Climate negotiators will take an official break today as global environmental ministers sit down for a high-level session in an effort to hammer out a broader agreement on where to go from here. The United Nation’s top climate official, Yvo de Boer, says the goal is to establish a “shared vision” to underpin discussions in 2009.
Early reports indicated little evidence of a major breakthrough, but there might yet be room for surprises – or at least an interesting debate. The Guardian is reporting that the European Union has upped its ante with a pledge to cut emissions by 80-95 percent below 1990 levels – if developing countries will in turn agree to curb the growth in their emissions 15-30 percent over the next decade.
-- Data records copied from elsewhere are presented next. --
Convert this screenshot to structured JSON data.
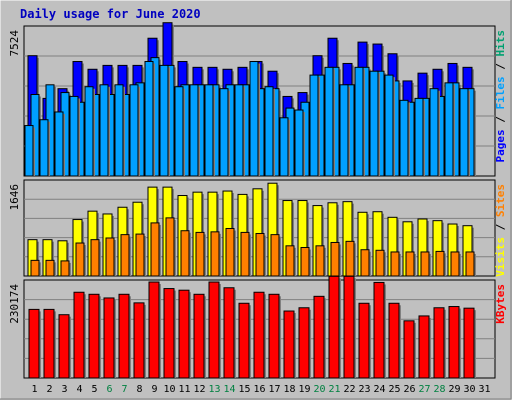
{
  "colors": {
    "background": "#c0c0c0",
    "panel": "#c0c0c0",
    "title": "#0000c0",
    "pages": "#0000ff",
    "files": "#00a0ff",
    "hits": "#00a070",
    "visits": "#ffff00",
    "sites": "#ff8000",
    "kbytes": "#ff0000",
    "weekend_label": "#008040",
    "weekday_label": "#000000"
  },
  "chart_data": {
    "type": "bar",
    "title": "Daily usage for June 2020",
    "categories": [
      "1",
      "2",
      "3",
      "4",
      "5",
      "6",
      "7",
      "8",
      "9",
      "10",
      "11",
      "12",
      "13",
      "14",
      "15",
      "16",
      "17",
      "18",
      "19",
      "20",
      "21",
      "22",
      "23",
      "24",
      "25",
      "26",
      "27",
      "28",
      "29",
      "30",
      "31"
    ],
    "weekend_days": [
      "6",
      "7",
      "13",
      "14",
      "20",
      "21",
      "27",
      "28"
    ],
    "panels": [
      {
        "id": "top",
        "ymax_label": "7524",
        "ymax": 7524,
        "legend": [
          "Pages",
          "Files",
          "Hits"
        ],
        "series": [
          {
            "name": "Pages",
            "values": [
              6200,
              4000,
              4500,
              5900,
              5500,
              5700,
              5700,
              5700,
              7100,
              7900,
              5900,
              5600,
              5600,
              5500,
              5600,
              5900,
              5400,
              4100,
              4300,
              6200,
              7100,
              5800,
              6900,
              6800,
              6300,
              4900,
              5300,
              5500,
              5800,
              5600,
              0
            ]
          },
          {
            "name": "Files",
            "values": [
              4200,
              4700,
              4300,
              3800,
              4200,
              4200,
              4200,
              4800,
              6100,
              5700,
              4700,
              4700,
              4700,
              4700,
              4700,
              4500,
              4500,
              3500,
              3800,
              5200,
              5600,
              4700,
              5600,
              5400,
              4900,
              3800,
              4000,
              4100,
              4800,
              4500,
              0
            ]
          },
          {
            "name": "Hits",
            "values": [
              2600,
              2900,
              3300,
              4100,
              4600,
              4700,
              4700,
              4700,
              5900,
              5700,
              4600,
              4700,
              4700,
              4500,
              4700,
              5900,
              4600,
              3000,
              3400,
              5200,
              5600,
              4700,
              5600,
              5400,
              5200,
              3900,
              4000,
              4500,
              4800,
              4500,
              0
            ]
          }
        ]
      },
      {
        "id": "middle",
        "ymax_label": "1646",
        "ymax": 1646,
        "legend": [
          "Visits",
          "Sites"
        ],
        "series": [
          {
            "name": "Visits",
            "values": [
              650,
              650,
              630,
              1010,
              1160,
              1110,
              1230,
              1320,
              1590,
              1590,
              1440,
              1500,
              1500,
              1520,
              1460,
              1560,
              1660,
              1350,
              1350,
              1260,
              1310,
              1330,
              1140,
              1150,
              1050,
              970,
              1020,
              990,
              930,
              900,
              0
            ]
          },
          {
            "name": "Sites",
            "values": [
              280,
              280,
              270,
              590,
              650,
              680,
              740,
              750,
              950,
              1040,
              810,
              780,
              790,
              850,
              780,
              760,
              740,
              540,
              510,
              540,
              600,
              620,
              470,
              460,
              430,
              430,
              430,
              440,
              430,
              430,
              0
            ]
          }
        ]
      },
      {
        "id": "bottom",
        "ymax_label": "230174",
        "ymax": 230174,
        "legend": [
          "KBytes"
        ],
        "series": [
          {
            "name": "KBytes",
            "values": [
              168000,
              168000,
              155000,
              210000,
              205000,
              196000,
              205000,
              184000,
              235000,
              219000,
              215000,
              205000,
              235000,
              221000,
              183000,
              210000,
              205000,
              164000,
              172000,
              200000,
              249000,
              249000,
              183000,
              234000,
              183000,
              140000,
              152000,
              172000,
              175000,
              171000,
              0
            ]
          }
        ]
      }
    ]
  }
}
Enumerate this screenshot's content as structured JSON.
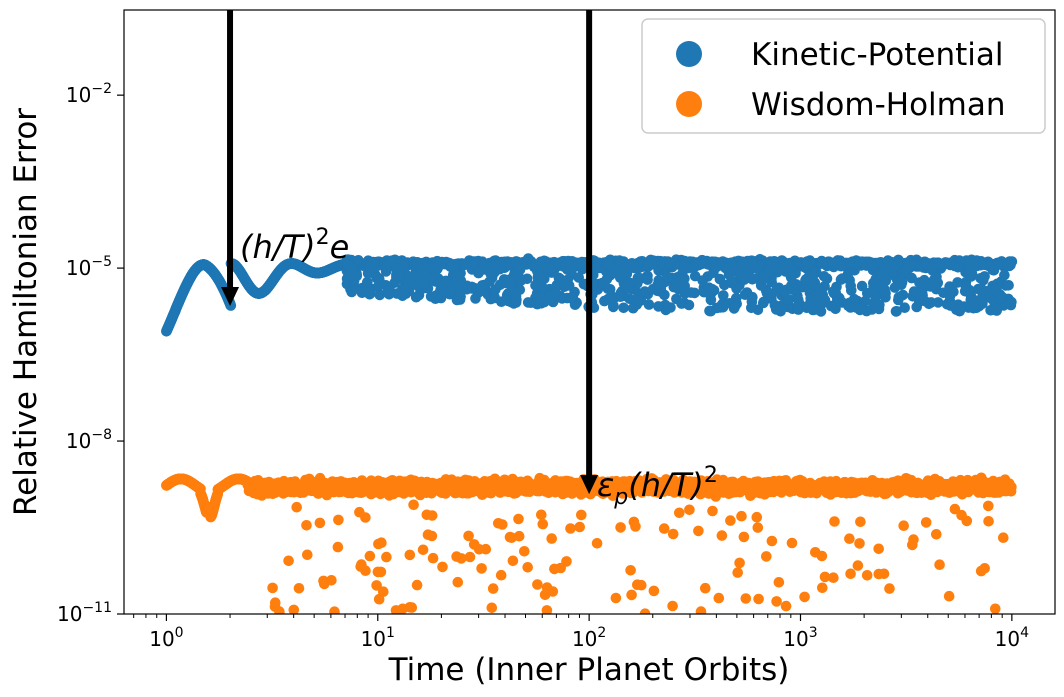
{
  "chart_data": {
    "type": "scatter",
    "title": "",
    "xlabel": "Time (Inner Planet Orbits)",
    "ylabel": "Relative Hamiltonian Error",
    "xscale": "log",
    "yscale": "log",
    "xlim": [
      0.63,
      16000
    ],
    "ylim": [
      1e-11,
      0.3
    ],
    "x_ticks": [
      {
        "value": 1,
        "base": "10",
        "exp": "0"
      },
      {
        "value": 10,
        "base": "10",
        "exp": "1"
      },
      {
        "value": 100,
        "base": "10",
        "exp": "2"
      },
      {
        "value": 1000,
        "base": "10",
        "exp": "3"
      },
      {
        "value": 10000,
        "base": "10",
        "exp": "4"
      }
    ],
    "y_ticks": [
      {
        "value": 1e-11,
        "base": "10",
        "exp": "−11"
      },
      {
        "value": 1e-08,
        "base": "10",
        "exp": "−8"
      },
      {
        "value": 1e-05,
        "base": "10",
        "exp": "−5"
      },
      {
        "value": 0.01,
        "base": "10",
        "exp": "−2"
      }
    ],
    "legend_position": "top-right",
    "series": [
      {
        "name": "Kinetic-Potential",
        "color": "#1f77b4",
        "trend": "rises from ~8e-7 at t=1 with decaying oscillations (peaks ~1.2e-5, troughs ~2e-6 near t=2) then scattered between ~2e-6 and ~1.3e-5 up to t=1e4",
        "points": [
          [
            1.0,
            8e-07
          ],
          [
            1.2,
            3e-06
          ],
          [
            1.5,
            1.1e-05
          ],
          [
            2.0,
            2.2e-06
          ],
          [
            2.5,
            1e-05
          ],
          [
            3.1,
            3.5e-06
          ],
          [
            4.0,
            1.1e-05
          ],
          [
            6.0,
            1.2e-05
          ],
          [
            10,
            6e-06
          ],
          [
            20,
            5e-06
          ],
          [
            50,
            4e-06
          ],
          [
            100,
            5e-06
          ],
          [
            200,
            3e-06
          ],
          [
            500,
            2.5e-06
          ],
          [
            1000,
            4e-06
          ],
          [
            3000,
            3e-06
          ],
          [
            9000,
            2.8e-06
          ],
          [
            10000,
            1.3e-05
          ]
        ]
      },
      {
        "name": "Wisdom-Holman",
        "color": "#ff7f0e",
        "trend": "flat band at ~1.4e-9 to ~2e-9 with a dip near t=1.6 and sparse outliers down to ~1e-11",
        "points": [
          [
            1.0,
            1.7e-09
          ],
          [
            1.6,
            6e-10
          ],
          [
            2.2,
            1.8e-09
          ],
          [
            3.0,
            1.1e-10
          ],
          [
            6.0,
            1.5e-10
          ],
          [
            10,
            1.9e-09
          ],
          [
            30,
            7e-11
          ],
          [
            100,
            1.4e-09
          ],
          [
            300,
            4e-11
          ],
          [
            500,
            1e-11
          ],
          [
            1000,
            1.6e-09
          ],
          [
            3000,
            2e-10
          ],
          [
            7000,
            1.1e-11
          ],
          [
            10000,
            1.8e-09
          ]
        ]
      }
    ],
    "annotations": [
      {
        "text_base": "(h/T)",
        "text_sup": "2",
        "text_tail": "e",
        "arrow_x": 2.0,
        "arrow_from": "top",
        "arrow_to": 2.2e-06
      },
      {
        "text_base": "ε",
        "text_sub": "p",
        "text_mid": "(h/T)",
        "text_sup": "2",
        "arrow_x": 100,
        "arrow_from": "top",
        "arrow_to": 1.2e-09
      }
    ]
  }
}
Perhaps the message being delivered by Martin Parry and others is getting through. Unfortunately, this kind of horse-trading might be a bit premature given that the United States remains in limbo until January. For their part, countries like China have adamantly opposed signing up to numeric targets, which isn’t to say that they are unwilling to commit to anything.
China has already implemented a policy to boost energy efficiency by 20 percent by 2010, compared to 2005 levels, and if that works out it plans go much further. Earlier this month, Brazil released a formal climate plan laying out, among other things, how it plans to reduce deforestation by 70 percent by 2017. The plan doesn’t quite deliver on previous promises to halt deforestation by 2015, but Bloomberg reported Environment Minister Carlos Minc saying it also involves massive reforestation efforts as well, suggesting that net deforestation could be attained by that date.
(As it happens, I asked Paulo Adario, Amazon Campaign Director for Greenpeace, about the issue this week in Poznan. He says the plan is based on some funny numbers and logic – including the baseline used for measuring the reductions and an implicit assumption that new plantations in one part of the country make up for slash-and-burn in the Amazon – but nonetheless represents “a step forward”.)
All of this is to say that there is evidence that some of the biggest emitters in the developing world are already taking climate seriously, even if they don’t want to bind themselves to specific commitments. It’s a point that UN climate chief Yvo de Boer drove home again yesterday, highlighting climate plans that have already been put in place by China and Brazil as well as Mexico, India, South Africa and others.
“One of the things that has constrained this process in the past is the impression that developing countries are doing anything,” he said. “Nothing could be farther from the truth.”